Additionally, Zach Parolin, senior fellow at Columbia University’s Center on Poverty and Social Policy and an assistant professor at Bocconi University told Insider in an email that research from the Center on Poverty and Social Policy shows that “this is the lowest rate of SPM poverty since at least 1967, the first year for which we have reliable data.”
“The SPM did a better job of capturing the reduction in poverty due to the unprecedented government rescue effort, though the survey it relies on sharply understates the effect of unemployment insurance, so the true reduction in poverty was probably greater than 2.6 percent,” Meyer told Insider in an email.
Parolin called today’s report of the Supplemental Poverty Measure “remarkable.”
“In a year of high unemployment, a global health crisis, and large uncertainty, the US welfare state met the challenge and led to a record low rate of SPM poverty,” Parolin told Insider in an email.

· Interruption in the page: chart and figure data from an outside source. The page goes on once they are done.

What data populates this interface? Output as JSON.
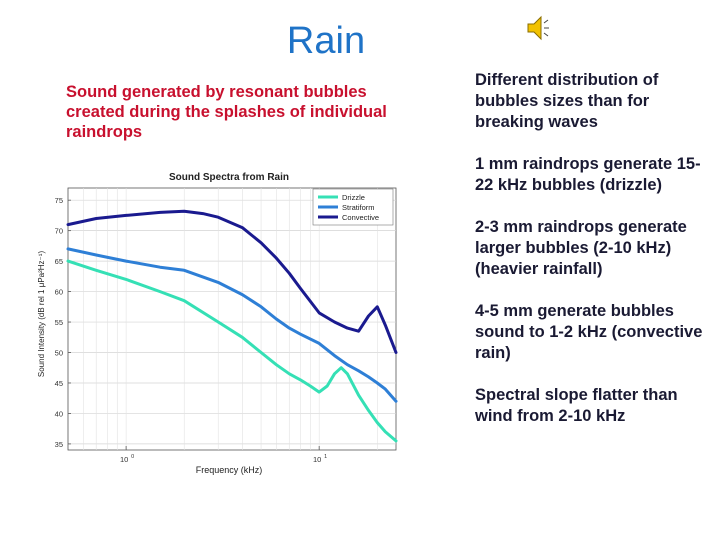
{
  "slide": {
    "title": "Rain",
    "caption": "Sound generated by resonant bubbles created during the splashes of individual raindrops",
    "bullets": [
      "Different distribution of bubbles sizes than for breaking waves",
      "1 mm raindrops generate 15-22 kHz bubbles (drizzle)",
      "2-3 mm raindrops generate larger bubbles (2-10 kHz)\n(heavier rainfall)",
      "4-5 mm generate bubbles sound to 1-2 kHz (convective rain)",
      "Spectral slope flatter than wind from 2-10 kHz"
    ],
    "speaker_icon": "speaker-icon"
  },
  "chart_data": {
    "type": "line",
    "title": "Sound Spectra from Rain",
    "xlabel": "Frequency (kHz)",
    "ylabel": "Sound Intensity (dB rel 1 μPa²Hz⁻¹)",
    "xscale": "log",
    "xlim": [
      0.5,
      25
    ],
    "ylim": [
      34,
      77
    ],
    "yticks": [
      35,
      40,
      45,
      50,
      55,
      60,
      65,
      70,
      75
    ],
    "xticks": [
      {
        "value": 1,
        "base": "10",
        "exp": "0"
      },
      {
        "value": 10,
        "base": "10",
        "exp": "1"
      }
    ],
    "grid": true,
    "legend": "top-right",
    "series": [
      {
        "name": "Drizzle",
        "color": "#35e0b5",
        "x": [
          0.5,
          0.7,
          1,
          1.5,
          2,
          3,
          4,
          5,
          6,
          7,
          8,
          9,
          10,
          11,
          12,
          13,
          14,
          16,
          18,
          20,
          22,
          25
        ],
        "y": [
          65,
          63.5,
          62,
          60,
          58.5,
          55,
          52.5,
          50,
          48,
          46.5,
          45.5,
          44.5,
          43.5,
          44.5,
          46.5,
          47.5,
          46.5,
          43,
          40.5,
          38.5,
          37,
          35.5
        ]
      },
      {
        "name": "Stratiform",
        "color": "#2e7fd6",
        "x": [
          0.5,
          0.7,
          1,
          1.5,
          2,
          3,
          4,
          5,
          6,
          7,
          8,
          10,
          12,
          14,
          16,
          18,
          20,
          22,
          25
        ],
        "y": [
          67,
          66,
          65,
          64,
          63.5,
          61.5,
          59.5,
          57.5,
          55.5,
          54,
          53,
          51.5,
          49.5,
          48,
          47,
          46,
          45,
          44,
          42
        ]
      },
      {
        "name": "Convective",
        "color": "#1a1a8f",
        "x": [
          0.5,
          0.7,
          1,
          1.5,
          2,
          2.5,
          3,
          4,
          5,
          6,
          7,
          8,
          10,
          12,
          14,
          16,
          18,
          20,
          22,
          25
        ],
        "y": [
          71,
          72,
          72.5,
          73,
          73.2,
          72.8,
          72.2,
          70.5,
          68,
          65.5,
          63,
          60.5,
          56.5,
          55,
          54,
          53.5,
          56,
          57.5,
          54.5,
          50
        ]
      }
    ]
  }
}
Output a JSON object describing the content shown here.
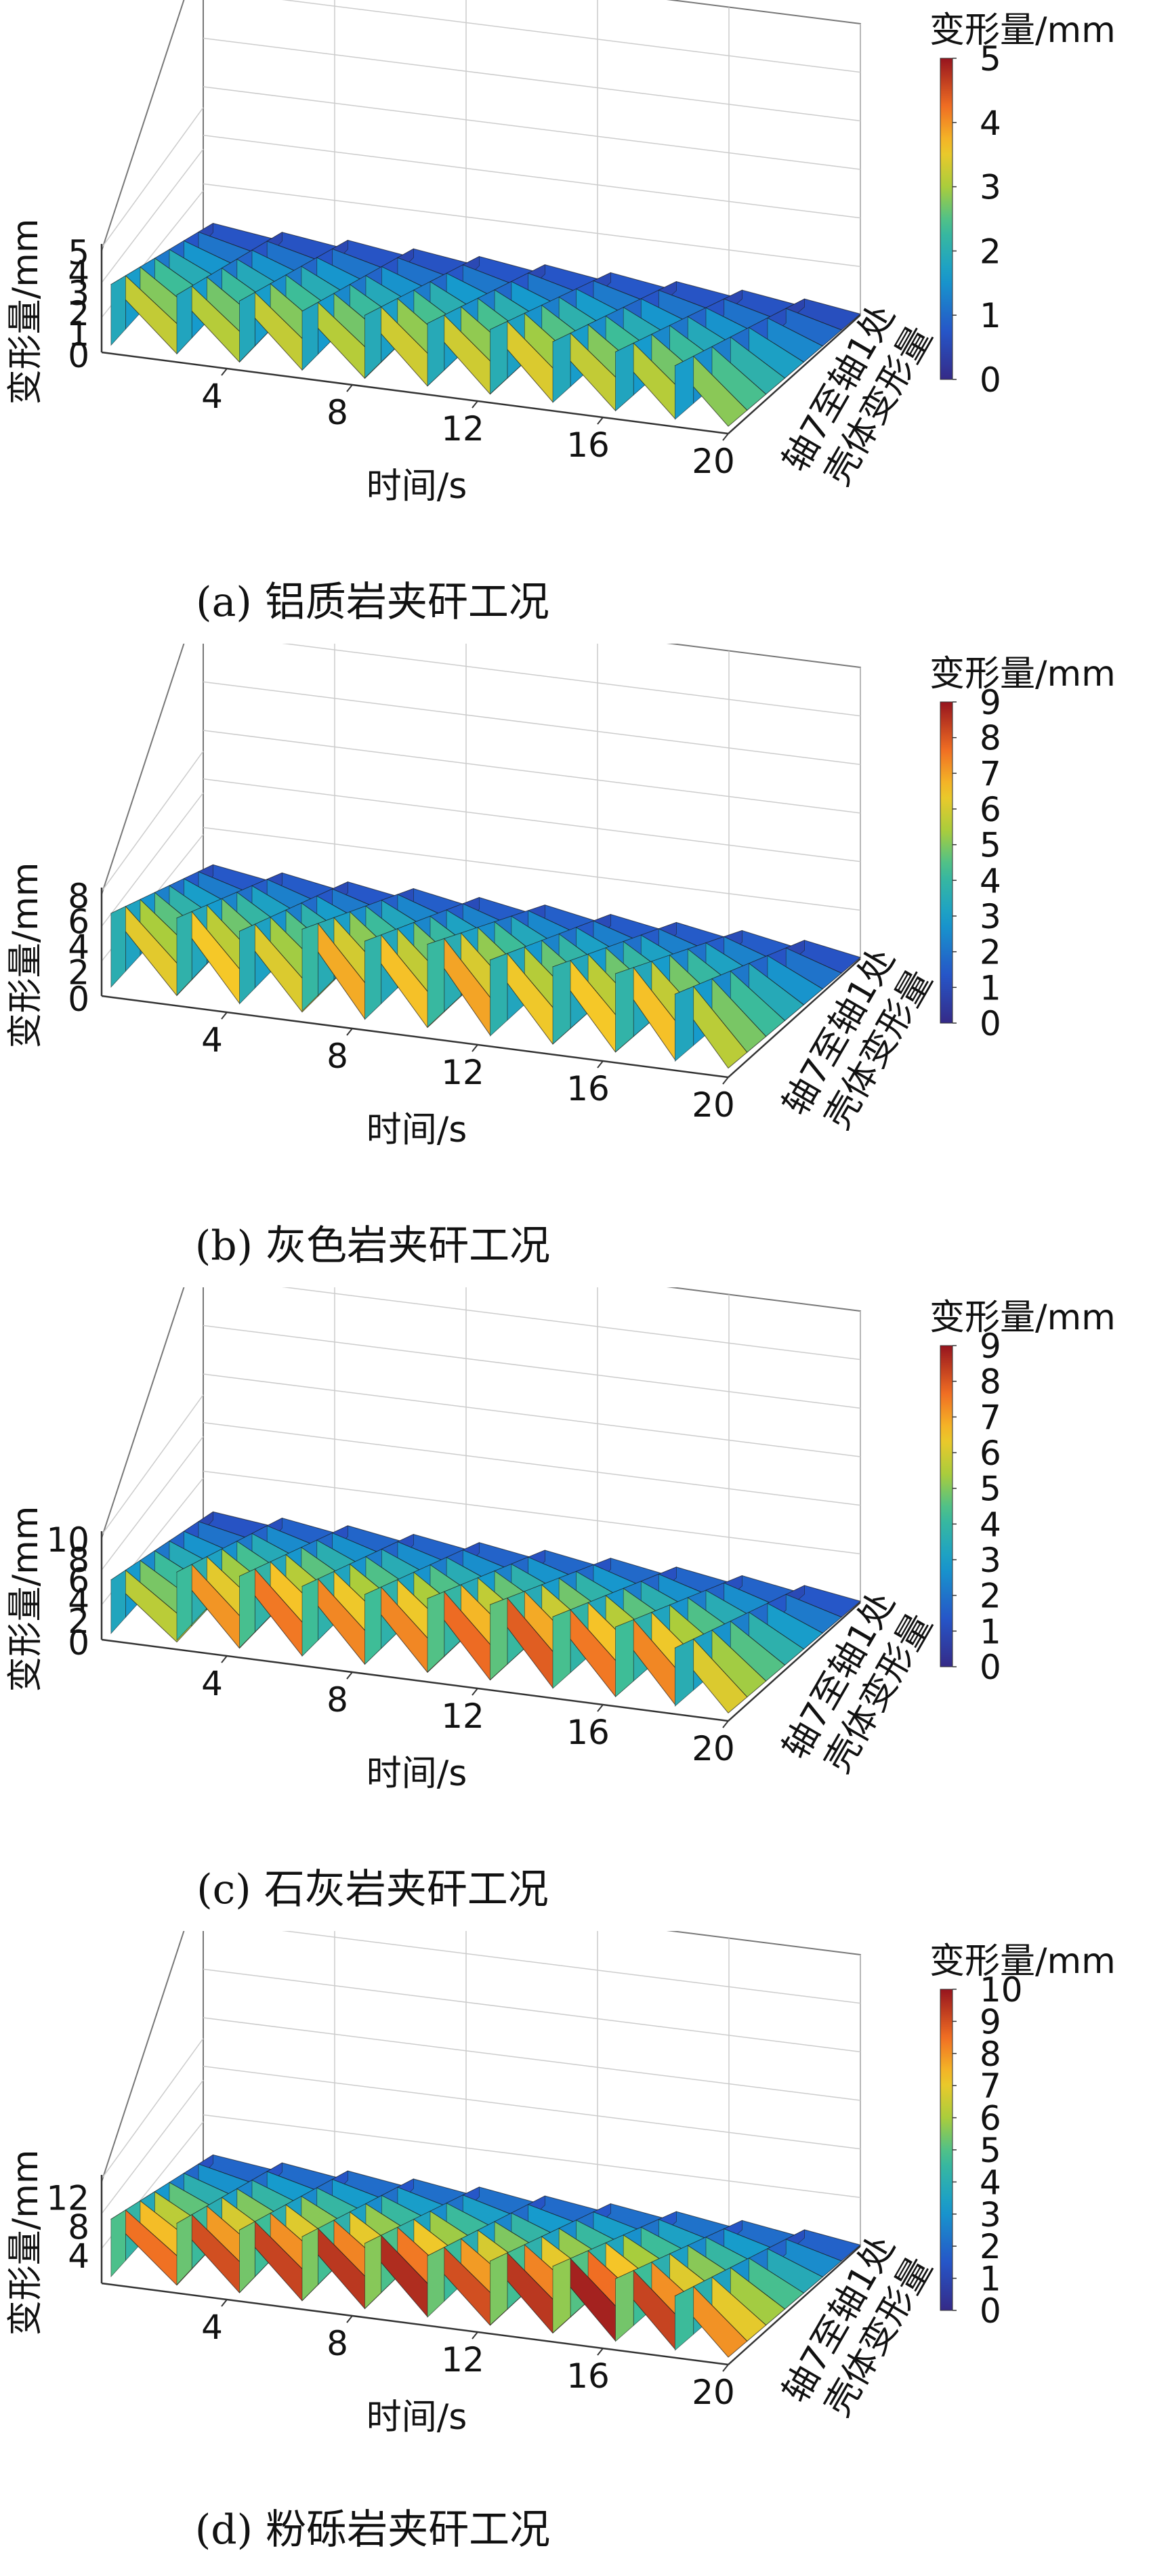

Parolin told Insider in an email that a permanent expansion of the Child Tax Credit, which is only temporarily expanded for a year, would be one way to help keep poverty rates low in the future. Research from Columbia’s Center on Poverty and Social Policy shows that the child tax credit helped lift 3 million children out of poverty after just the first advance monthly payment.
“Today’s numbers demonstrate the incredible capability of the US welfare state when it is properly funded and applied,” Parolin wrote. “In a turbulent year, the CARES Act and other income transfers kept food hardship in check and led to a record low SPM poverty rate. That is a clear success.”